A Syrian war monitor based in Britain said that two areas were targeted that were hosting forces attributed to Iran and Lebanese Shiite movement Hezbollah.
"We have operated with impressive success in thwarting Iran from establishing a military foothold in Syria, in the framework of which the military has struck hundreds of times against Iranian and Hezbollah targets," Mr Netanyahu said.
In February last year, Syrian anti-aircraft missiles downed an Israeli F-16 fighter jet carrying out a raid over Damascus. The jet crashed in northern Israel and both pilots parachuted out before the impact. It was the first Israeli jet to be downed since 1982 and Hezbollah championed it as the start of “a new strategic phase.”
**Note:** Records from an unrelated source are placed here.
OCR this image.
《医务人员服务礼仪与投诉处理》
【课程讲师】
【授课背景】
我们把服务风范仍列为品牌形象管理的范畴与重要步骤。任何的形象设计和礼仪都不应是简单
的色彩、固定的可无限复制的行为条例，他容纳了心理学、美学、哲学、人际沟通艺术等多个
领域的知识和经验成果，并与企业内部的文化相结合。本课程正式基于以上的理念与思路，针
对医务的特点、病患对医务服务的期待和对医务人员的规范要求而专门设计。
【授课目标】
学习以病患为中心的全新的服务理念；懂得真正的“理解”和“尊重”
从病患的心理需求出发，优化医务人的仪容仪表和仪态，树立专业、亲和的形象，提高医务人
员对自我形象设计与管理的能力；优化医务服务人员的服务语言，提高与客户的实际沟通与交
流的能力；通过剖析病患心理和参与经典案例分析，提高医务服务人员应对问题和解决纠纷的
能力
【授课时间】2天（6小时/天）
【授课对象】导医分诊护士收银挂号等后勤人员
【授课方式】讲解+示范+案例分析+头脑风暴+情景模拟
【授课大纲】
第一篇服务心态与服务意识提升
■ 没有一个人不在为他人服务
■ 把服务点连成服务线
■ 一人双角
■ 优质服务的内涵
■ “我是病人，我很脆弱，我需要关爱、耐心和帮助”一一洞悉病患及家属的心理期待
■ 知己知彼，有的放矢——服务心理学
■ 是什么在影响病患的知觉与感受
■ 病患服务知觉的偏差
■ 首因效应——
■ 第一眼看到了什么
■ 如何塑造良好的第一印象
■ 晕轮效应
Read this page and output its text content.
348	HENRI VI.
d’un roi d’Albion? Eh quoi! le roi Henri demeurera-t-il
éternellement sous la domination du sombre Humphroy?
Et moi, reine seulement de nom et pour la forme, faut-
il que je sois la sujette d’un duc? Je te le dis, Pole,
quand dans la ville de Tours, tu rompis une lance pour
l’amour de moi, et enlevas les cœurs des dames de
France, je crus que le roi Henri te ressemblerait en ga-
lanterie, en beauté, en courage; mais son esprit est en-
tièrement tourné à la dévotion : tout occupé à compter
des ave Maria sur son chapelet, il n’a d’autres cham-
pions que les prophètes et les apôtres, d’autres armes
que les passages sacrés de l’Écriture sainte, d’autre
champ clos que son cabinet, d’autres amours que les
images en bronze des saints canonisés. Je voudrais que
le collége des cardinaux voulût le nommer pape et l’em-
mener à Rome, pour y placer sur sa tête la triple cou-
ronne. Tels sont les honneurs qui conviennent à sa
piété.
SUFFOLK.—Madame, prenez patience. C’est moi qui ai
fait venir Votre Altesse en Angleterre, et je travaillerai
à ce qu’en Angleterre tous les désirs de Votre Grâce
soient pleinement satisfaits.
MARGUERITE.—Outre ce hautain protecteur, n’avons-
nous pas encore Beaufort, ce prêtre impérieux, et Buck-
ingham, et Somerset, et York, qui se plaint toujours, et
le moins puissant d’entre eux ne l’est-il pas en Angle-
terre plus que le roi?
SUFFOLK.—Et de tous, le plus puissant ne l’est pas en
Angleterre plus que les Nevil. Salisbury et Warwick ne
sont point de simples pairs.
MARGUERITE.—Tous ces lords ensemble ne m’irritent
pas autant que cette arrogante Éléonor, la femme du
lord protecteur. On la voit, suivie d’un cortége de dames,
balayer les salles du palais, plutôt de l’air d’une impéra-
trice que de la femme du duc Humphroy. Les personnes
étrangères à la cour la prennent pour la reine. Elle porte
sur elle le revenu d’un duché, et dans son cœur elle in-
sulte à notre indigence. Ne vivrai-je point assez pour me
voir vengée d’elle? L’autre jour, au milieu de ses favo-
Israel has until now generally refrained from commenting about the strikes for fear of triggering a reaction and being drawn into the deadly fighting in neighbouring Syria's civil war.
Last September, Israeli Intelligence Minister Israel Katz used a speech to give a rare insight into the country’s Syria campaign. He said the military had carried out over 200 strikes in Syria over the preceding year and a half. It has been clear about preventing the build-up of Iranian proxy forces near the Israeli occupied Golan Heights and the transfer of sophisticated missiles and equipment to the Tehran-backed Hezbollah.
Many of them have been in the area south of Damascus. Israel rarely comments on its operations so Mr Netanyahu's admission is rare.
Only recently has it begun to speak publicly about thwarting the weapons shipments from Iran through Syria into Lebanon. Israel's outgoing military chief, Lt Gen Gadi Eisenkot, did so over the weekend in various interviews.
In a New York Times interview published Friday, Lt Gen Eisenkot – the man who is credited with marshalling Israel’s Syria campaign against Hezbollah and Iran – revealed the government approved his shift in strategy in January 2017 to step up airstrikes in Syria. In 2018 alone, he said Israel's air force dropped 2,000 bombs in Syria.